How does Carefresh bedding differ to sawdust ? 

I've just had a giant house made for my rescue gerbils that I'm collecting tomorrow from the rspca,all 6 of them (mother & 5 daughters) .
Their cage measures approx 1.5m length , 60cm depth and the ground floor of the cage where the bedding will go is approx 40cm deep.

Anyway, I've just bought the bedding on my way to work , ready to put in tonight but I've never used carefresh before and bought the Carefresh 60ltr bedding ( the £20 pack) , I also plan to put some of the Back to nature small animal bedding & litter in aswell, and maybe a tiny layer of organic soil as a very thin base layer. 
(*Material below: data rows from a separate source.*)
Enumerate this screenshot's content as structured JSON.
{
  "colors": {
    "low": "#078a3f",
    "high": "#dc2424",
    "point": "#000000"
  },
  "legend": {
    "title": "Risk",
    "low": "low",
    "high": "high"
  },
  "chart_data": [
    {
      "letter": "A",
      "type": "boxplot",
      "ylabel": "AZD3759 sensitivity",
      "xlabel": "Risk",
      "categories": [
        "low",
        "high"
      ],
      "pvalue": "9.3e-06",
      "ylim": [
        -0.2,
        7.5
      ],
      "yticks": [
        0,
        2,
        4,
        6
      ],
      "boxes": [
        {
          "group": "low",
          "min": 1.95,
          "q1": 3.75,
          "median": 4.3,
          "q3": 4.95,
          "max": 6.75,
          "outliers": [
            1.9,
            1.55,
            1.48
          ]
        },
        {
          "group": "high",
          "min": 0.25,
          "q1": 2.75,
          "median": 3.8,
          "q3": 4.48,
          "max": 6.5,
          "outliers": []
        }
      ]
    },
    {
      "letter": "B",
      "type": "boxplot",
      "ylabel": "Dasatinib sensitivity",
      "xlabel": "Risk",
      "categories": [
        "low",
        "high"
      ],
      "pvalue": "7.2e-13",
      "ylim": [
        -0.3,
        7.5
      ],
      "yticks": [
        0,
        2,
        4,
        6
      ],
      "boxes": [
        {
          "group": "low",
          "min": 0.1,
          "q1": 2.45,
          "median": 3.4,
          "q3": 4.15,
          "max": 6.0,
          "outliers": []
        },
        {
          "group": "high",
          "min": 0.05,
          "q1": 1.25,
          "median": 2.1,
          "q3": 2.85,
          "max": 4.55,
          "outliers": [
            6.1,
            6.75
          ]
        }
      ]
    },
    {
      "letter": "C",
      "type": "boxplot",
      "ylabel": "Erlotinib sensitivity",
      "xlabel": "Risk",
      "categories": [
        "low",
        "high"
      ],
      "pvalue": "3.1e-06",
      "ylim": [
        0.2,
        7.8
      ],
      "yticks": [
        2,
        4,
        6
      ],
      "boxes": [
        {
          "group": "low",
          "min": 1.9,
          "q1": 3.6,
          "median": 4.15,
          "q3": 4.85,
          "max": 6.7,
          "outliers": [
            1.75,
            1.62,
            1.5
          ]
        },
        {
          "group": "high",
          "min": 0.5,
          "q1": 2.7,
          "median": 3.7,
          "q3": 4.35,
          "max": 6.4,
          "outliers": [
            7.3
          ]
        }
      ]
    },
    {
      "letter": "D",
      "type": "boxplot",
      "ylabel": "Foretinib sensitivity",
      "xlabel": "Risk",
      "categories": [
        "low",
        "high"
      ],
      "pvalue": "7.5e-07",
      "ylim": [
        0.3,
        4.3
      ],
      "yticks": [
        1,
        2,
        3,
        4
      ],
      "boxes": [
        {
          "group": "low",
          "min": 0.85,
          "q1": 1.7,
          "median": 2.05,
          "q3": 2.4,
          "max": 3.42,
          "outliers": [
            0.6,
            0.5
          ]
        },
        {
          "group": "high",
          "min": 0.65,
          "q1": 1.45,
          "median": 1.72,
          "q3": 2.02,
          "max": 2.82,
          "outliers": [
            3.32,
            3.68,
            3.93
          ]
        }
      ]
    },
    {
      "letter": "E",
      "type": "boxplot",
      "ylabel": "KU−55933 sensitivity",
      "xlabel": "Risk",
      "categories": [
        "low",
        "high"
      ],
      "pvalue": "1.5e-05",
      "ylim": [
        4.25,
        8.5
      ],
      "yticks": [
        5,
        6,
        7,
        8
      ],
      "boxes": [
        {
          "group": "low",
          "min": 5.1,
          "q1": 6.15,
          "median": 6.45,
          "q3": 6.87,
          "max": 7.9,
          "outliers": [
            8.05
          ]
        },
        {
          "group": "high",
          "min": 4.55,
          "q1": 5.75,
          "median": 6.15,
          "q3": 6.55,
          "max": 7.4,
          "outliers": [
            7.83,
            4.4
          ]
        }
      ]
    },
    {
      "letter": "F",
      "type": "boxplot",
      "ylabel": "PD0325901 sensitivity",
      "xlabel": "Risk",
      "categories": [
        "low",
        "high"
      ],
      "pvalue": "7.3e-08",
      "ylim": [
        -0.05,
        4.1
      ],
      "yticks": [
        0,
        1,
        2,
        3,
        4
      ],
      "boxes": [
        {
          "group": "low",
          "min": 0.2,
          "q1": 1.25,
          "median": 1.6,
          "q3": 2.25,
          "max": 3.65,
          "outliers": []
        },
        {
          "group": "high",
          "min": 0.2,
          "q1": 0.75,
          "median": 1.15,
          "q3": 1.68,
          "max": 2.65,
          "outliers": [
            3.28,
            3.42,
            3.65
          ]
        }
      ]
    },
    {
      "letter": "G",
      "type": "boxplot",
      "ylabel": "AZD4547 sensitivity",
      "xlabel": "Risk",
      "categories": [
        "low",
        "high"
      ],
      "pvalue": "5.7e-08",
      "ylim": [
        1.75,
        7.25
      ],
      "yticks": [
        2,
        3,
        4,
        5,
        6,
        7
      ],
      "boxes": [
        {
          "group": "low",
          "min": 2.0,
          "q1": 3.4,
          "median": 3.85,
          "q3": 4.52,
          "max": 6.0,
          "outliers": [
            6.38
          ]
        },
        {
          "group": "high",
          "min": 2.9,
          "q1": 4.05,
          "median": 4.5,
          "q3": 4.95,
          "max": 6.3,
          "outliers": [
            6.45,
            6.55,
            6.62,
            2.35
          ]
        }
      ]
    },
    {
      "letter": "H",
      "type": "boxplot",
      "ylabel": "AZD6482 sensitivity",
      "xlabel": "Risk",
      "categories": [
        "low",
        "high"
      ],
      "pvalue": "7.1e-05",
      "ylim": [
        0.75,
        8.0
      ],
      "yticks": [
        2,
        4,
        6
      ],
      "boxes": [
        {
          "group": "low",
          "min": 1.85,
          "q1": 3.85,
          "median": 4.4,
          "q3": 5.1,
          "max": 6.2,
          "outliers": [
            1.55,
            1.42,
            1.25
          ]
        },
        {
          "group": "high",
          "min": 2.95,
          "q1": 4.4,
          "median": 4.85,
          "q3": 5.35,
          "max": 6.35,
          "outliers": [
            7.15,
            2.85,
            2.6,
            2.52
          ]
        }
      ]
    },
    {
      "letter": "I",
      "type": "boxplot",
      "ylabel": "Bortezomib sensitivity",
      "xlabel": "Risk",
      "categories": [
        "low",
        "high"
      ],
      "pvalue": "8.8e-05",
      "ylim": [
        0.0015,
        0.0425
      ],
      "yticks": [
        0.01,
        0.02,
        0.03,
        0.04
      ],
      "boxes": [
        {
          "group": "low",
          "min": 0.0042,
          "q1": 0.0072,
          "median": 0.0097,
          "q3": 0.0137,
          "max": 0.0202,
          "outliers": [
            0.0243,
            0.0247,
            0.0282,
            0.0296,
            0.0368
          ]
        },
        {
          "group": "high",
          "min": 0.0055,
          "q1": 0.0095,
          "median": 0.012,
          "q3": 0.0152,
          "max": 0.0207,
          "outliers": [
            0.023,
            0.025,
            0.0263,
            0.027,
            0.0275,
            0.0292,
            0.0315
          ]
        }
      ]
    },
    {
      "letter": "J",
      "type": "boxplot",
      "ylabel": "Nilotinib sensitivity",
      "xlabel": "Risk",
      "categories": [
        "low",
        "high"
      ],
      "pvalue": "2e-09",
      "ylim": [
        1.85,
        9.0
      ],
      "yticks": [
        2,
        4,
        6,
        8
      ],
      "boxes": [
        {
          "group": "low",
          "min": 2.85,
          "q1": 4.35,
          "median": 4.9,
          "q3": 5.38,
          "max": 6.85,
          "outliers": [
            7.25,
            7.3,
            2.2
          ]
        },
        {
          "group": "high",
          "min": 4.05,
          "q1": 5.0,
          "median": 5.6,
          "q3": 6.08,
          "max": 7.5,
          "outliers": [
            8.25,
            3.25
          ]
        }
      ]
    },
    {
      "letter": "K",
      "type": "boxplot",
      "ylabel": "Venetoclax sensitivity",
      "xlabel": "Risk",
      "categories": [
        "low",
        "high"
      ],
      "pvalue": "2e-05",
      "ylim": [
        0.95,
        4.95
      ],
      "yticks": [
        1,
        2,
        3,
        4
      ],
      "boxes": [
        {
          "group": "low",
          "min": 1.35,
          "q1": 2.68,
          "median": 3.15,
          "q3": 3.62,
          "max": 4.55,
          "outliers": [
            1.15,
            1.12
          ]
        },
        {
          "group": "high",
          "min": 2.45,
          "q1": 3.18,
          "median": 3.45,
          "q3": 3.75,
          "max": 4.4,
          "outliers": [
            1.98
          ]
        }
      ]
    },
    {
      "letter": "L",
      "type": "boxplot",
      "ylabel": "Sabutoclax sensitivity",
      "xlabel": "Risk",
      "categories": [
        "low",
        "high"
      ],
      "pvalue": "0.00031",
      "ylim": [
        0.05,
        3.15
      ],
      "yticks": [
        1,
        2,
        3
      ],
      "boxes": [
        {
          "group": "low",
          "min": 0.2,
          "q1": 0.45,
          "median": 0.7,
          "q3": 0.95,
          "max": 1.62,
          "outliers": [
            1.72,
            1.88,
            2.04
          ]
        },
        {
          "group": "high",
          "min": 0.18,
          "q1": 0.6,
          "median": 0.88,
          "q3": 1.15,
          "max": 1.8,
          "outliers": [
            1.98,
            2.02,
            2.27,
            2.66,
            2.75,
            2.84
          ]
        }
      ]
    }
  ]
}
Should I put sawdust in as well as the carefresh ? Does the carefresh allow them to build sustainable tunnels that will last? Or shall I just put sawdust in and use the carefresh with my hamster?

What is best? SO many choices , so many decisions!


----------



## Teesside Hamsters (Aug 31, 2012)

Carefresh is better for odour control (though I beleive gerbils dont smell?), it absorbs more and my hamsters make great tunnels in it. Megazorb is like a cheaper carefresh and just as good IMHO. Aubiose is a hemp bedding and can be quite nice too, not sure how well it is for digging and tunneling though as I have only given it to hamsters who dont dig much. 

Some people avoid shavings as the dust from them can cause respiratory problems in some rodents (very much so in the case of rats who should never be on shavings), and shavings contain phenols which again have some problems linked with them. By avoiding the wood you avoid those potential problems. 

Agreed ... there are loads of choices and it took me ages to decide I prefer megazorb for my digging hamsters, rat (no longer with me) and rabbit litter trays, and finacard for my guinea pigs.


----------